Typechecking

The typechecker is responsible for determining that every expression in your program is used correctly. For example, adding a string to a number would raise an error in a typechecked program instead of producing invalid results. To resolve the error, you have to be explicit: do you want to convert the string to a number and add the two numbers, or convert the number into a string and concatenate the two strings?

Wipple’s typechecker works in four main steps:

  1. Type inference: Assigning every expression a type
  2. Unification: Checking that every expression’s type is valid in the surrounding context
  3. Bounds checking: Finding implementations for constant and trait expressions
  4. Finalization: Ensuring that every expression in the program has a concrete type

The typechecker works on one declaration (constant, instance, or top-level code) at a time; the implementation of one declaration cannot affect how the implementation of a different declaration is compiled.

Type inference

The basic idea behind type inference is that every expression resolves to some value at runtime, and we want to determine the “shape” of that value at compile time. This shape, or type, can be determined automatically based on how the value is used. To make our programs deterministic, there is a rule: the type of an expression must be preserved while it is being evaluated. Essentially, we should be able to “pause” the program at any point and see that even if an expression has been reduced, its type hasn’t changed:

f :: A -> B
g :: B -> C
h :: C -> D

-- The type of every expression in this program is preserved during evaluation.
(h (g (f (x :: A) :: B) :: C) :: D)
(h (g (f x :: B) :: C) :: D)
(h (g (f x) :: C) :: D)
(h (g (f x)) :: D)

With this rule of type preservation in mind, we can apply some constraints to the expressions. For example, if f :: A -> B, we know that f x :: B and x :: A. Likewise, if we know x :: A, then we at least know f :: A -> _ (where _ is unknown). If the result of f x is then assigned to a variable with type B, now we know the full type of f to be A -> B. By building a giant list of constraints and solving them, we can infer the types of most expressions automatically, without the need for explicit type annotations everywhere!

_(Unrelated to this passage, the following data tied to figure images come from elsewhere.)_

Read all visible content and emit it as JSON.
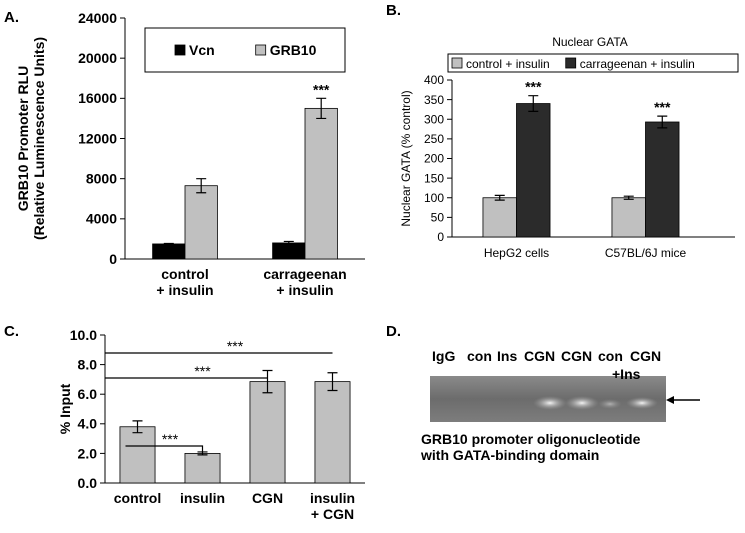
{
  "chart_data": [
    {
      "panel_label": "A.",
      "type": "bar",
      "y_label": "GRB10 Promoter RLU\n(Relative Luminescence Units)",
      "categories": [
        "control\n+ insulin",
        "carrageenan\n+ insulin"
      ],
      "series": [
        {
          "name": "Vcn",
          "color": "#000000",
          "values": [
            1500,
            1600
          ],
          "errors": [
            50,
            150
          ],
          "significance": [
            null,
            null
          ]
        },
        {
          "name": "GRB10",
          "color": "#c0c0c0",
          "values": [
            7300,
            15000
          ],
          "errors": [
            700,
            1000
          ],
          "significance": [
            null,
            "***"
          ]
        }
      ],
      "ylim": [
        0,
        24000
      ],
      "yticks": [
        0,
        4000,
        8000,
        12000,
        16000,
        20000,
        24000
      ],
      "legend": "top"
    },
    {
      "panel_label": "B.",
      "type": "bar",
      "title": "Nuclear GATA",
      "y_label": "Nuclear GATA (% control)",
      "categories": [
        "HepG2 cells",
        "C57BL/6J mice"
      ],
      "series": [
        {
          "name": "control + insulin",
          "color": "#c0c0c0",
          "values": [
            100,
            100
          ],
          "errors": [
            6,
            4
          ],
          "significance": [
            null,
            null
          ]
        },
        {
          "name": "carrageenan + insulin",
          "color": "#2b2b2b",
          "values": [
            340,
            293
          ],
          "errors": [
            20,
            15
          ],
          "significance": [
            "***",
            "***"
          ]
        }
      ],
      "ylim": [
        0,
        400
      ],
      "yticks": [
        0,
        50,
        100,
        150,
        200,
        250,
        300,
        350,
        400
      ],
      "legend": "above"
    },
    {
      "panel_label": "C.",
      "type": "bar",
      "y_label": "% Input",
      "categories": [
        "control",
        "insulin",
        "CGN",
        "insulin\n+ CGN"
      ],
      "series": [
        {
          "color": "#c0c0c0",
          "values": [
            3.8,
            2.0,
            6.85,
            6.85
          ],
          "errors": [
            0.4,
            0.1,
            0.75,
            0.6
          ]
        }
      ],
      "ylim": [
        0,
        10
      ],
      "yticks": [
        {
          "value": 0,
          "label": "0.0"
        },
        {
          "value": 2,
          "label": "2.0"
        },
        {
          "value": 4,
          "label": "4.0"
        },
        {
          "value": 6,
          "label": "6.0"
        },
        {
          "value": 8,
          "label": "8.0"
        },
        {
          "value": 10,
          "label": "10.0"
        }
      ],
      "comparisons": [
        {
          "from": 0,
          "to": 3,
          "label": "***"
        },
        {
          "from": 0,
          "to": 2,
          "label": "***"
        },
        {
          "from": 0,
          "to": 1,
          "label": "***"
        }
      ]
    }
  ],
  "gel": {
    "panel_label": "D.",
    "lanes": [
      "IgG",
      "con",
      "Ins",
      "CGN",
      "CGN",
      "con",
      "CGN"
    ],
    "lane_sublabel": "+Ins",
    "caption": "GRB10 promoter oligonucleotide\nwith GATA-binding domain"
  }
}
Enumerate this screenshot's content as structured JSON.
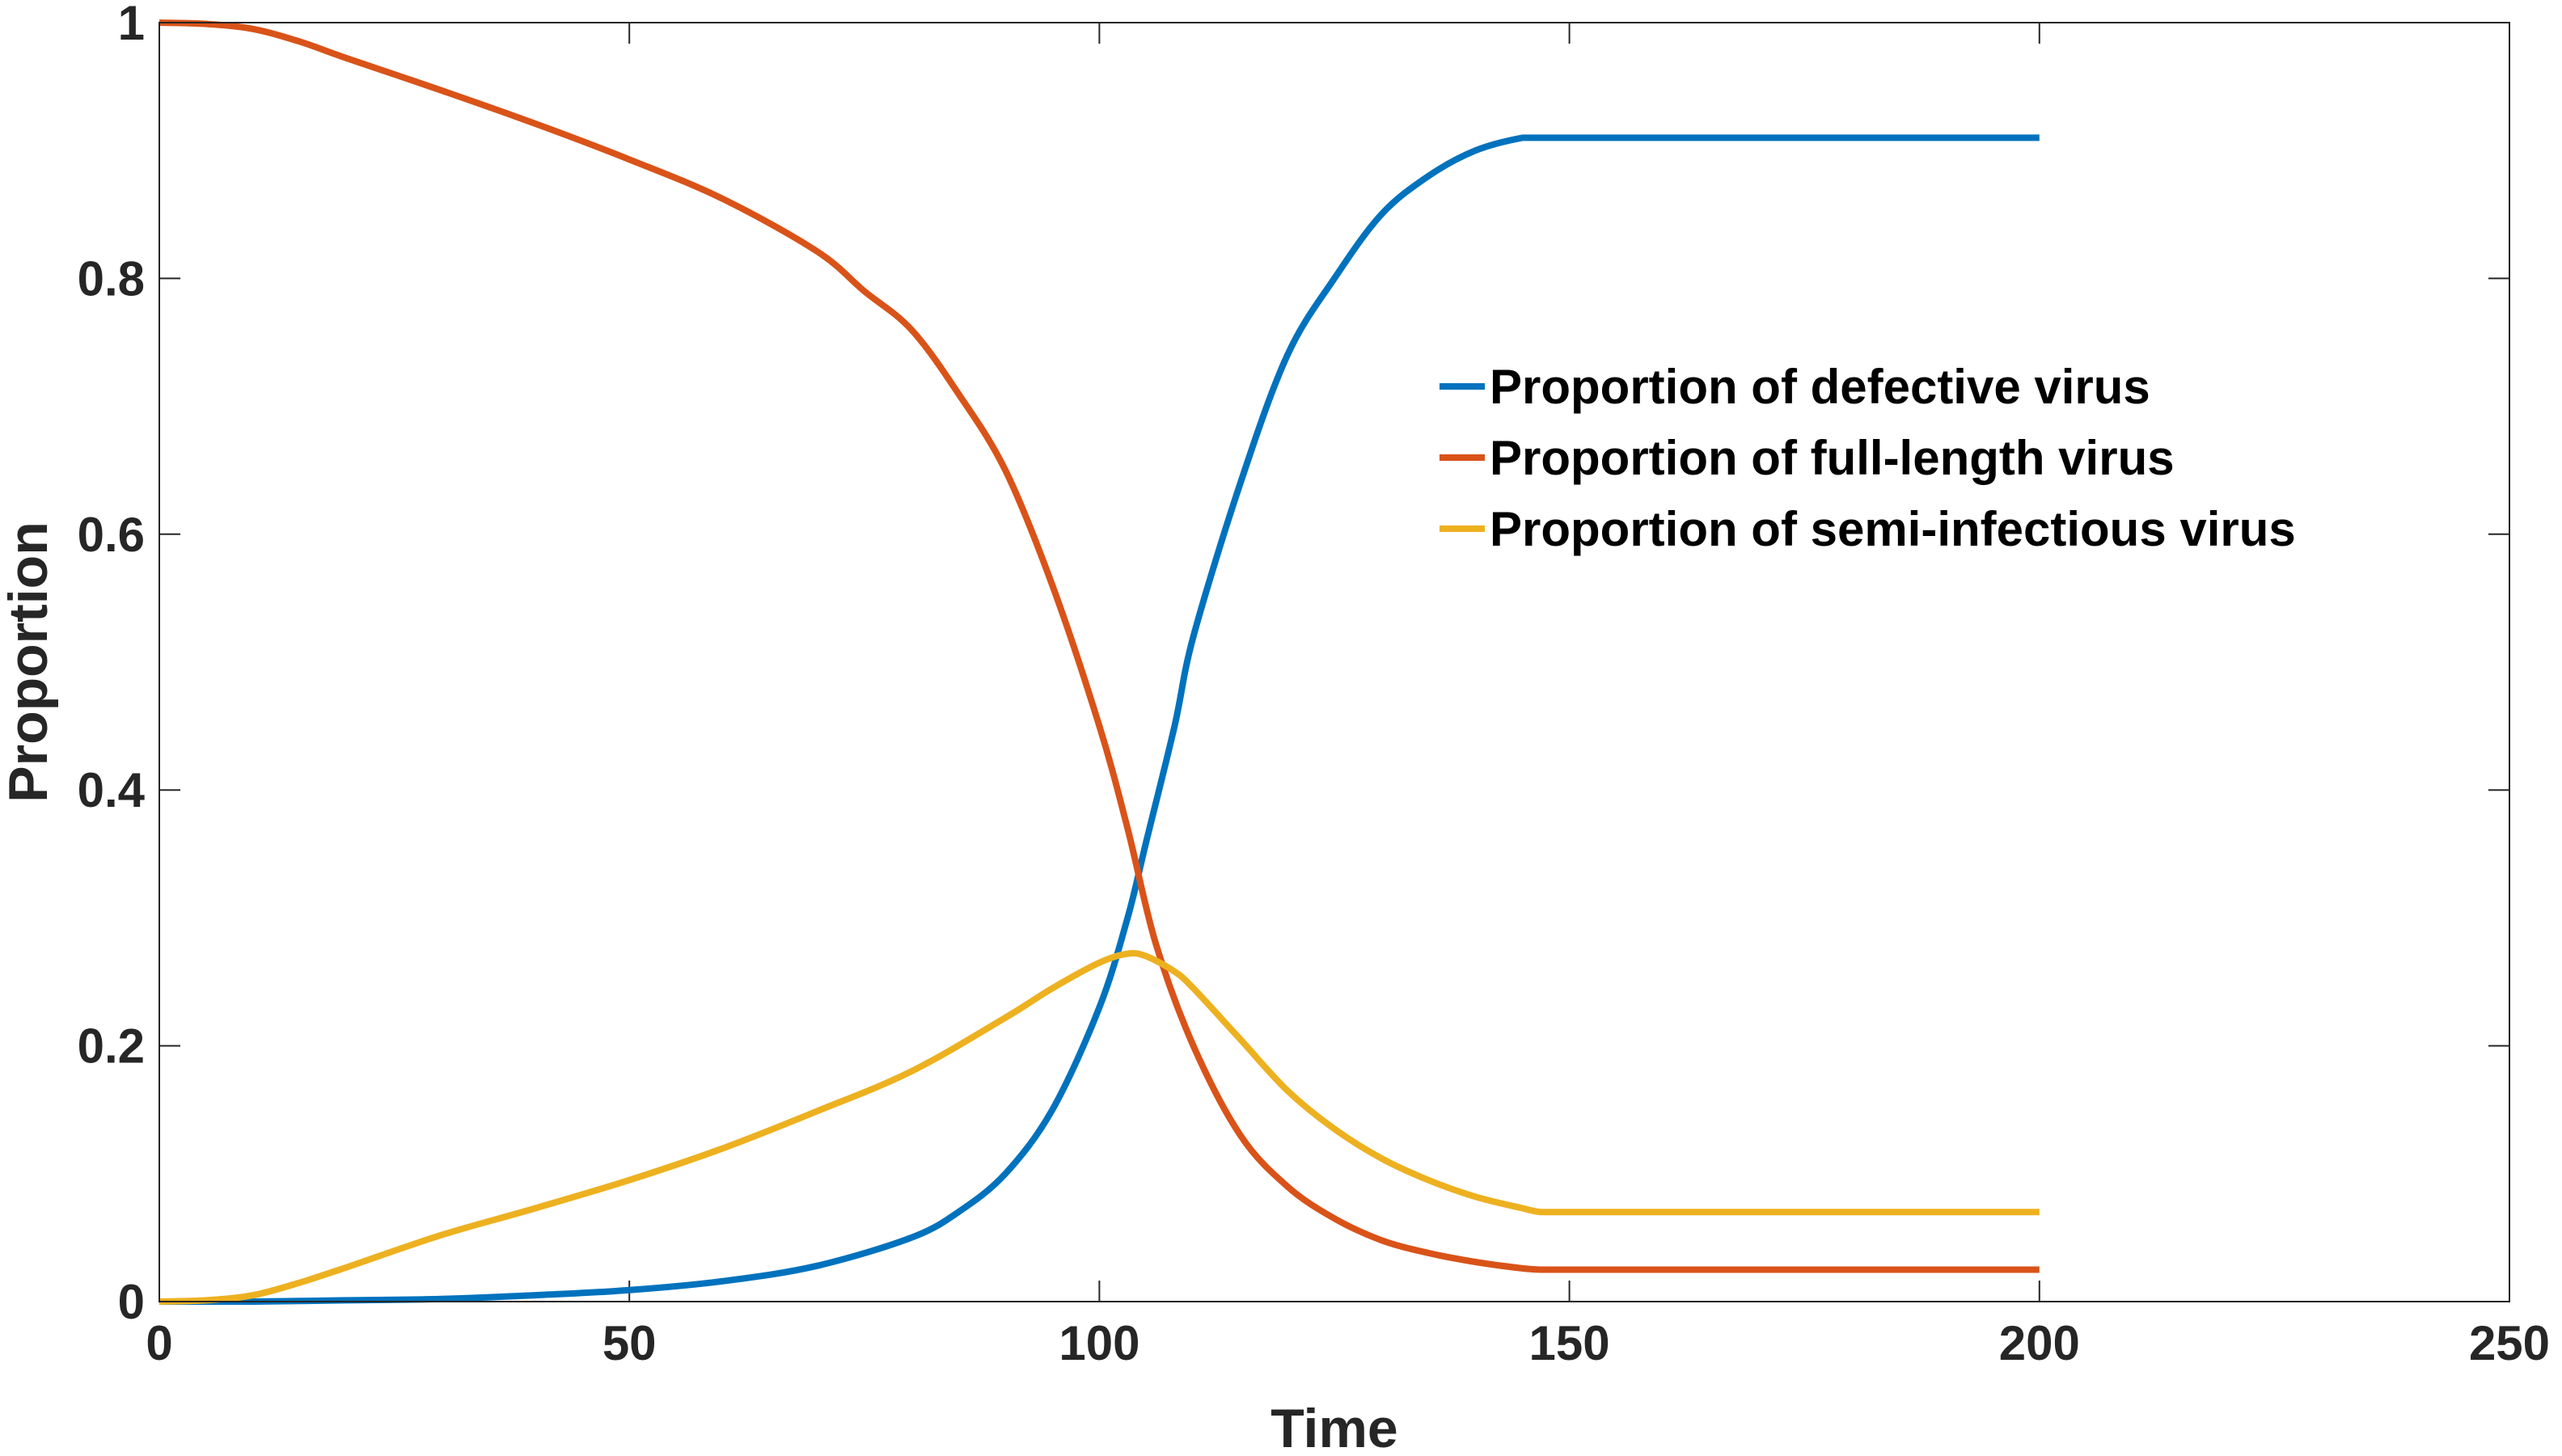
{
  "chart_data": {
    "type": "line",
    "xlabel": "Time",
    "ylabel": "Proportion",
    "xlim": [
      0,
      250
    ],
    "ylim": [
      0,
      1
    ],
    "xticks": [
      0,
      50,
      100,
      150,
      200,
      250
    ],
    "yticks": [
      0,
      0.2,
      0.4,
      0.6,
      0.8,
      1
    ],
    "xtick_labels": [
      "0",
      "50",
      "100",
      "150",
      "200",
      "250"
    ],
    "ytick_labels": [
      "0",
      "0.2",
      "0.4",
      "0.6",
      "0.8",
      "1"
    ],
    "grid": false,
    "legend_position": "right",
    "series": [
      {
        "name": "Proportion of defective virus",
        "color": "#0072BD",
        "x": [
          0,
          10,
          20,
          30,
          40,
          50,
          60,
          70,
          80,
          85,
          90,
          95,
          100,
          103,
          105,
          108,
          110,
          115,
          120,
          125,
          130,
          135,
          140,
          145,
          147,
          150,
          160,
          170,
          180,
          190,
          200
        ],
        "y": [
          0,
          0,
          0.001,
          0.002,
          0.005,
          0.009,
          0.016,
          0.028,
          0.05,
          0.07,
          0.1,
          0.15,
          0.23,
          0.3,
          0.36,
          0.45,
          0.52,
          0.64,
          0.74,
          0.8,
          0.85,
          0.88,
          0.9,
          0.91,
          0.91,
          0.91,
          0.91,
          0.91,
          0.91,
          0.91,
          0.91
        ]
      },
      {
        "name": "Proportion of full-length virus",
        "color": "#D95319",
        "x": [
          0,
          5,
          10,
          15,
          20,
          30,
          40,
          50,
          60,
          70,
          75,
          80,
          85,
          90,
          95,
          100,
          103,
          106,
          110,
          115,
          120,
          125,
          130,
          135,
          140,
          145,
          147,
          150,
          160,
          170,
          180,
          190,
          200
        ],
        "y": [
          1,
          0.999,
          0.995,
          0.985,
          0.972,
          0.947,
          0.921,
          0.893,
          0.862,
          0.821,
          0.79,
          0.76,
          0.71,
          0.65,
          0.56,
          0.45,
          0.37,
          0.28,
          0.2,
          0.13,
          0.09,
          0.065,
          0.048,
          0.038,
          0.031,
          0.026,
          0.025,
          0.025,
          0.025,
          0.025,
          0.025,
          0.025,
          0.025
        ]
      },
      {
        "name": "Proportion of semi-infectious virus",
        "color": "#EDB120",
        "x": [
          0,
          5,
          10,
          15,
          20,
          30,
          40,
          50,
          60,
          70,
          80,
          90,
          95,
          100,
          103,
          105,
          108,
          110,
          115,
          120,
          125,
          130,
          135,
          140,
          145,
          147,
          150,
          160,
          170,
          180,
          190,
          200
        ],
        "y": [
          0,
          0.001,
          0.005,
          0.015,
          0.027,
          0.052,
          0.073,
          0.095,
          0.12,
          0.149,
          0.18,
          0.222,
          0.245,
          0.265,
          0.272,
          0.27,
          0.258,
          0.245,
          0.205,
          0.165,
          0.135,
          0.112,
          0.095,
          0.082,
          0.073,
          0.07,
          0.07,
          0.07,
          0.07,
          0.07,
          0.07,
          0.07
        ]
      }
    ]
  }
}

In Wipple, there is only one type of constraint used for type inference: the substitution. Essentially, we have a map between type variables (not to be confused with variables defined with :) and types that is stored in a context. We can:

  • Collect new substitutions by unifying two types together (see below)
  • Apply a type to substitute its type variables with the substitutions stored in the context
  • Finalize a type to assert that it doesn’t contain any type variables; ie. the type is fully known

So if we collect a giant list of substitutions from all the expressions in a declaration, apply all of these types, and then finalize them, we’ll know whether our declaration is well-typed or not! In Wipple, if a declaration is not fully typed (ie. there are type variables remaining even after applying), we produce an error. But in dynamically/gradually typed languages, you could replace all remaining type variables with Any instead.

Unification

Unification is basically equality checking with type variables thrown in. Here is the algorithm:

  1. Apply both types.
    • If we find a substitution between two variables, substitute the old variable and apply the new variable; that way, we can have multi-step substitutions.
  2. If either type is a type variable, add a substitution between the variable and the other type.
  3. Otherwise, check if the two types are equal, recursively unifying any sub-terms.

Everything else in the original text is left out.